Speaker: László PUSZTAI(SZFI)

Title: Understanding the structure of liquids: a 35-year long experiment

Date: 29 November 2022, 10:00

Place: Building 1, meeting room, zoom link: https://wigner-hu.zoom.us/j/82741420040?pwd=eU4wdVVPQ0ZCRjVjd0dCR2dsTW4…



Traditionally, the determination of the structure of a liquid consisted of the following steps: (1) neutron/X-ray diffraction measurement, (2) corrections, to yield the structure factor (information in the reciprocal space), (3) Fourier-transformation, to yield the radial distribution function, RDF (information in real space), (4) interpretation of the RDF (for obtaining, e.g., the coordination number, i.e., the number of neighbouring particles in the first coordination shell). Possibilities for multicomponent liquids (e.g. simple molten salts, or pure water) have been very limited: the technique of neutron diffraction with isotopic substitution had to be applied.

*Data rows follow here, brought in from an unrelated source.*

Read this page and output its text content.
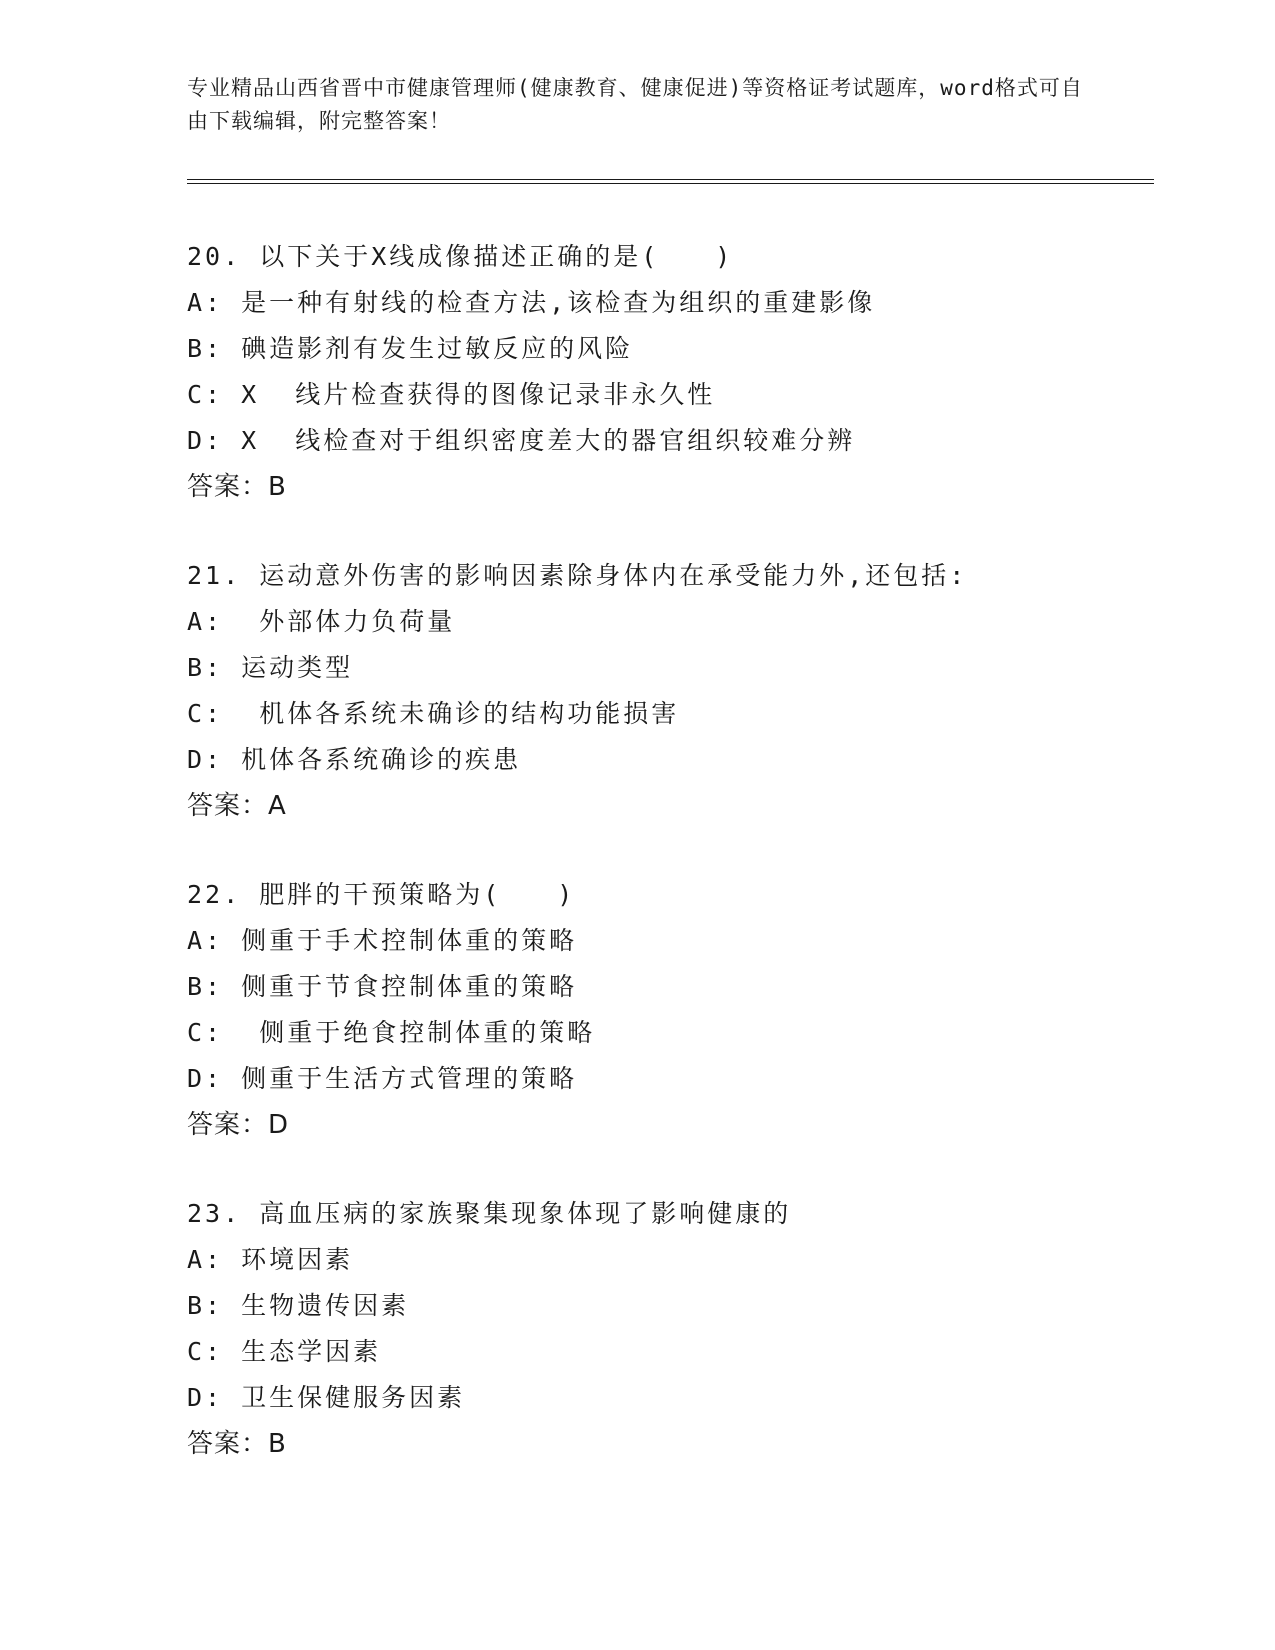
专业精品山西省晋中市健康管理师(健康教育、健康促进)等资格证考试题库，word格式可自由下载编辑，附完整答案！
20. 以下关于X线成像描述正确的是(　　)
A: 是一种有射线的检查方法,该检查为组织的重建影像
B: 碘造影剂有发生过敏反应的风险
C: X  线片检查获得的图像记录非永久性
D: X  线检查对于组织密度差大的器官组织较难分辨
答案：B
21. 运动意外伤害的影响因素除身体内在承受能力外,还包括:
A:  外部体力负荷量
B: 运动类型
C:  机体各系统未确诊的结构功能损害
D: 机体各系统确诊的疾患
答案：A
22. 肥胖的干预策略为(　　)
A: 侧重于手术控制体重的策略
B: 侧重于节食控制体重的策略
C:  侧重于绝食控制体重的策略
D: 侧重于生活方式管理的策略
答案：D
23. 高血压病的家族聚集现象体现了影响健康的
A: 环境因素
B: 生物遗传因素
C: 生态学因素
D: 卫生保健服务因素
答案：B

In the introductory part of the seminar, I will briefly outline this traditional route, along with some basic elements of the characterization of the liquid structure.
The situation has changed quite a lot with the appearance of the Reverse Monte Carlo (RMC) method of structural modeling [1]. In short, RMC makes use of a simulation box (containing thousands of particles) and moves atoms around until measurable structural information (most frequently, the structure factor) that is calculated for the simulation box becomes consistent with experimental data (within errors). A major advantage of the method is that no interatomic potential functions are necessary. In the second section of the presentation, the RMC algorithm will be introduced, with quite a few technical details. Difficulties, shortcomings and misunderstandings will also be discussed.
In the final part of the talk, I will provide an overview of what we have learnt about the structure of liquids by means of combining diffraction experiments and Reverse Monte Carlo modeling. Examples from the simplest of liquids, like liquid argon, to rather complicated ones, like liquid water and alcohols, will be touched upon. I will elaborate on the structure of one group of molecular liquids, those containing molecules of tetrahedral shape (e.g., carbon tetrachloride), where (as I believe, at least) a full picture could be provided [2].

[1] R. L. McGreevy, L. Pusztai, Molec. Simul. 1, 369 (1988)
[2] Sz. Pothoczki, L. Temleitner, L. Pusztai, Chem. Rev. 115, 24, 13308 (2015)